One question that comes up often is how many dots each participant should have. Over my years doing this type of work, I have developed a formula to quickly, in my head, calculate how many are needed for each participant.

I start with the assumption that the ideal would be to have an even distribution of votes across the whole group of issues to get a clear picture of priorities. Obviously, that never happens as some are more popular and others get almost no votes. That assumption does give us an effective starting point, however.

So, let’s say there are 16 options. Even distribution would range from 1 vote for the least popular to 16 for the highest. The average, then, would be about 8 (dividing the number of topics by 2 to get this number is the first mental calculation). To accomplish this, you would need enough dots for each of the 16 issues to have 8 dots, 8X16=128 (this is the second quick mental calculation), making 128 the optimum total number of dots. I also believe that fewer will contribute to gaps in the distribution, while more is likely to enhance the picture of preferences, creating more votes for the higher end as a group, or more votes for a larger group in the middle if there is less enthusiasm for the higher and lower end of the spectrum, etc.
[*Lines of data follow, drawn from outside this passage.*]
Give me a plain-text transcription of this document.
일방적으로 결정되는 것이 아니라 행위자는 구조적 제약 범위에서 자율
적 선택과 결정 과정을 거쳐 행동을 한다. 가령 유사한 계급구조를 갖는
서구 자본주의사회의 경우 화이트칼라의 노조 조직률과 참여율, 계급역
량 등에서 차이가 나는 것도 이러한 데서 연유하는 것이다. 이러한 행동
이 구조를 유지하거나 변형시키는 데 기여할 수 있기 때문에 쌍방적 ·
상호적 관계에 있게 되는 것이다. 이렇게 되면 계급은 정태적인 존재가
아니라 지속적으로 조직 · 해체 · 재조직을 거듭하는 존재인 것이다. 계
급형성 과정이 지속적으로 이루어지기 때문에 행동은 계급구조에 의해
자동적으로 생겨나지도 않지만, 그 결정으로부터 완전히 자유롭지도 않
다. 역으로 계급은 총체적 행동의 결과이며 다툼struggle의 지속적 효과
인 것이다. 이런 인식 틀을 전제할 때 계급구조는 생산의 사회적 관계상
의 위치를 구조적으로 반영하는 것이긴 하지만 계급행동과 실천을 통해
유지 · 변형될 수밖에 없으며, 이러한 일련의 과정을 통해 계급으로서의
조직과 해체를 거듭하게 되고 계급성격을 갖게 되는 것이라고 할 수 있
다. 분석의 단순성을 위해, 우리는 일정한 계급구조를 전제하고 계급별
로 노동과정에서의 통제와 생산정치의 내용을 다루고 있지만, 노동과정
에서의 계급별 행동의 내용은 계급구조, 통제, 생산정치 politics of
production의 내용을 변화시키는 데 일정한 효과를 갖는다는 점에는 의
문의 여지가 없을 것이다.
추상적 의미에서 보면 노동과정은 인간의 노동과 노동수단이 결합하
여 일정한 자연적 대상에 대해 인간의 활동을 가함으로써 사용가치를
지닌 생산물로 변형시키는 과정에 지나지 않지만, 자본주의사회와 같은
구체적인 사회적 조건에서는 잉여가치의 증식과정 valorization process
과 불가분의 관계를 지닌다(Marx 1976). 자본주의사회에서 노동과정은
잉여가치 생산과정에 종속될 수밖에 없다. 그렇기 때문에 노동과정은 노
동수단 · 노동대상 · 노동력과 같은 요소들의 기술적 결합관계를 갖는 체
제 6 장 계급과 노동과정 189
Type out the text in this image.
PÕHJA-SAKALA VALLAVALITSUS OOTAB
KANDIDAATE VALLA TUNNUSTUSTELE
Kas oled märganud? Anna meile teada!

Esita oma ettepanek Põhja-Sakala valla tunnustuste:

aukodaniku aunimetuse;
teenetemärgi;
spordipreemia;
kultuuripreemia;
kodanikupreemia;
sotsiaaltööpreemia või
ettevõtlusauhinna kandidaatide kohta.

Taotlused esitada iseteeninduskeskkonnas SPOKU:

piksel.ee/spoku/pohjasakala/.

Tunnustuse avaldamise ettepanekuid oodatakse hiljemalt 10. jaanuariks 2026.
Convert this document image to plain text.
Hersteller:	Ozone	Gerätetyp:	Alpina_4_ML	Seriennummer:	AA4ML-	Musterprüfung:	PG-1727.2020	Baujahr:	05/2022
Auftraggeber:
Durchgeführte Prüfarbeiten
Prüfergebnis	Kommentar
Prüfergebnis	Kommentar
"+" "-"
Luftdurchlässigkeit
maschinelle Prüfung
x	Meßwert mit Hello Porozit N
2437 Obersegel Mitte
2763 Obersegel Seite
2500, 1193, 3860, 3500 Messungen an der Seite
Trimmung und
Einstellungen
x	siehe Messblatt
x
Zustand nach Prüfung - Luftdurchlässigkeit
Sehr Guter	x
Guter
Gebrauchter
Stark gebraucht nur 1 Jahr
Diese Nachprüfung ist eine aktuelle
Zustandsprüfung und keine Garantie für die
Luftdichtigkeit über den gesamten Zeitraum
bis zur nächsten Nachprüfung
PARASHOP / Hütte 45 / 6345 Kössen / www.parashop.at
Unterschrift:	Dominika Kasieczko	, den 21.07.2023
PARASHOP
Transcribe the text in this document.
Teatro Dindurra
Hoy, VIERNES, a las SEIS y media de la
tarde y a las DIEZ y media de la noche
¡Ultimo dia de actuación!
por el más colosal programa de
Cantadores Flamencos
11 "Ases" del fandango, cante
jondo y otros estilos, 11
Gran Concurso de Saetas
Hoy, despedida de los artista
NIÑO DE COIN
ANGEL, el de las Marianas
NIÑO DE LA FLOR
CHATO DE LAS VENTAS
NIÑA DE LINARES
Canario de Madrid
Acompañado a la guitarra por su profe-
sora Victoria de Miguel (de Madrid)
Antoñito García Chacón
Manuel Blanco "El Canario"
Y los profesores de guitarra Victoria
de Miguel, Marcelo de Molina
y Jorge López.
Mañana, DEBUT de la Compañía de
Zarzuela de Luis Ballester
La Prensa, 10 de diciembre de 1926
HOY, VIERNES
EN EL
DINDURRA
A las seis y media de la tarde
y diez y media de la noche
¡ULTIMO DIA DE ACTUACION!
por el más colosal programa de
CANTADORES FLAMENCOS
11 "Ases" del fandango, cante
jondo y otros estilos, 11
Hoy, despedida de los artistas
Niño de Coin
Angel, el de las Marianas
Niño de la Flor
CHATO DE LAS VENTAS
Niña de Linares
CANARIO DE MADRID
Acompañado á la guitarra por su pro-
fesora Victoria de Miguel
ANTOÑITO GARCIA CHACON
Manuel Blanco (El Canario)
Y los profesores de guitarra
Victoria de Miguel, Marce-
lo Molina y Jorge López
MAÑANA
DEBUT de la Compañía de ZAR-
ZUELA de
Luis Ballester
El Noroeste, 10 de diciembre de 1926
I personally would rather have more information, but not so much that the number of dots is so large the process becomes unwieldy, or all things appear equally important.

I then divide the total number of dots needed, 128, by the number of participants, we’ll say 20 in this example, which gives us about 6.5 dots per person (this is the third quick mental calculation). I usually always round up (since I’d rather have a few too many than not enough), making 7 in this example, but may round down if my dots are already in strips of 3, making 6 a much easier number to distribute.

A simple mathematic formula works better for some people than the story problem we just walked through. So, in simple formula form:

T=number of issues or topics, P=number of participants and N=number of dots needed for each person.

The formula is: N=[(T/2)xT]/P

I generally suggest that participants vote for their top “however many dots they have” number of issues, but will occasionally allow some duplicate dot voting to express strong preferences. With a totally trustworthy group, this should work fine. I have been criticized, for one incident in particular, for this being taken advantage of by several participants in a large group who waited and watched, then loaded all their dots on one or two issues so that those would “win”. The result was a couple of expensive, but much needed, infrastructure projects. At least one person thought other things were more important. The lesson learned from that experience is to ask participants to limit the number of dots they place on any one option to 2, and watch carefully to be sure things don’t get out of hand.